Naomi.jpgIl s'est passé beaucoup de choses marquantes dans le camp de la littérature amérindienne du Québec ces dernières années : publication des premiers recueils de poésie de Bacon, Naomi Fontaine et Virginia Bordeleau Pésémapéo, arrivée en salle du premier long-métrage autochtone en français (Mesnak), apparition de nouveaux lieux d'édition entièrement consacrés aux lettres amérindiennes (Cornac, Hannenorak) et, en décembre dernier, premier Salon du livre des Premières Nations à Wendake... Rodney Saint-Éloi nous annonce la parution prochaine, en 2013, du premier roman érotique amérindien chez Mémoire d'encrier, un livre chaud signé Virginia Bordeleau... Les écrivaines ont leur mot à dire dans ce corpus enraciné et fascinant, elles sont nombreuses à faire résonner une parole ancestrale. Cette écriture porte les rêves des ancêtres et la parole des modernes.
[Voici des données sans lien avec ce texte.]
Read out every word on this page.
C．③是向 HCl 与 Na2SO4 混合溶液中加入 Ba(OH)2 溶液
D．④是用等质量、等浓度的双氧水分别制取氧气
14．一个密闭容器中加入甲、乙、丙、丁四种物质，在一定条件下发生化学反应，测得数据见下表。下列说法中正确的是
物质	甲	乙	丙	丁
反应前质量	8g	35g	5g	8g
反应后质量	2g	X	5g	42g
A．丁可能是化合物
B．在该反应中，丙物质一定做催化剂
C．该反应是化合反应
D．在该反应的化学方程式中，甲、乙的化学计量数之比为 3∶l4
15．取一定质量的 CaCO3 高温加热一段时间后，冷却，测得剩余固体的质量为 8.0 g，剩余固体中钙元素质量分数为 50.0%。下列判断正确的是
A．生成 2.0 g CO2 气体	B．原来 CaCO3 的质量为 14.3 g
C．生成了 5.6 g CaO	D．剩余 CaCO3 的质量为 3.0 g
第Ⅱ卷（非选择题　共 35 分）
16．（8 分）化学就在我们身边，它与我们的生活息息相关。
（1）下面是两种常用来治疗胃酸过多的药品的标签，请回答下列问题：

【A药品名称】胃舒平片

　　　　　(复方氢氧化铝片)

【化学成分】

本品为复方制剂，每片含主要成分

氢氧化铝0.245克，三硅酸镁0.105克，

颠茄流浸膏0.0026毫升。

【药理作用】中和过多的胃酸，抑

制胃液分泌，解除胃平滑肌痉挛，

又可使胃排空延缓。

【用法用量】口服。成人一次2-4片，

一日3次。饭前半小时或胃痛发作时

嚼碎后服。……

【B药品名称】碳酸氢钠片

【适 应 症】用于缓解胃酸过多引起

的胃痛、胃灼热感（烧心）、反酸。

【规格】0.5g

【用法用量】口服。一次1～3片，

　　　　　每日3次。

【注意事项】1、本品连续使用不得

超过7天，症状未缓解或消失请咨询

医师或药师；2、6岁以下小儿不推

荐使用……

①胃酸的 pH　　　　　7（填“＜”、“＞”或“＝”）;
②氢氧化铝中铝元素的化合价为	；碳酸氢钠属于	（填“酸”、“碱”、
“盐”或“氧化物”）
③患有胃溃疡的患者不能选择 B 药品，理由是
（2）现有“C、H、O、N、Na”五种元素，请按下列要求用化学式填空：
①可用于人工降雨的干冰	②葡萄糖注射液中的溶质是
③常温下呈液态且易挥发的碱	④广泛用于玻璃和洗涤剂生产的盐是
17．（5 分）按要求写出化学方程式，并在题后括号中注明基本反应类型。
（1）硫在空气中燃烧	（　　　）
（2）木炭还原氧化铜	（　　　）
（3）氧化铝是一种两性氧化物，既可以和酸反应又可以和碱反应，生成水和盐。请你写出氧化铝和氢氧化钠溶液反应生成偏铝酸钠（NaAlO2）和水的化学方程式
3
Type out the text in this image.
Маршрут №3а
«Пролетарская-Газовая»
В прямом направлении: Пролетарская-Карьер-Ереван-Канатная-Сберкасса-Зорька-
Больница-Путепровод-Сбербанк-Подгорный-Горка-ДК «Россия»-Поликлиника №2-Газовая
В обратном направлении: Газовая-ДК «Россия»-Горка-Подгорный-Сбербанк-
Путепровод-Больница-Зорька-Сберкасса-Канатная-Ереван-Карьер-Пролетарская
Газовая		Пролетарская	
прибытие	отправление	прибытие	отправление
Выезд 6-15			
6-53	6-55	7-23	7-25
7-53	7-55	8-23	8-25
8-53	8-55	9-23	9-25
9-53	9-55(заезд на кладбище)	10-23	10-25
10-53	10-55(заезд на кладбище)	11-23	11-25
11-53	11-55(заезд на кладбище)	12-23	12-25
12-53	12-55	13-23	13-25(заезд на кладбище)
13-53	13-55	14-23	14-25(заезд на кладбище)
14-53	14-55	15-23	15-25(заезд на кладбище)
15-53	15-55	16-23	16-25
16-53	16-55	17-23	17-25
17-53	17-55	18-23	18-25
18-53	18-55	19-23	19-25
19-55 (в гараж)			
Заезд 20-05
Ces voix et ces plumes disent les cicatrices, les transes et le territoire; elles ont beaucoup à révéler.

À ceux qui voudraient mieux connaître le corpus littéraire amérindien, vous pourrez, en plus des textes de création et recommandations de lecture des auteurs cités ci-haut, lire sous la plume des Maurizio Gatti, Louis-Karl Picard-Sioui et Jean Sioui, de courts textes qui vous permettront de comprendre les enjeux et défis qui attendent les auteurs qui font cette littérature en mouvement. « La parole voyage là où nous sommes », écrit avec une grande justesse Joséphine Bacon dans son recueil bilingue acclamé, qui en peu de mot dit beaucoup.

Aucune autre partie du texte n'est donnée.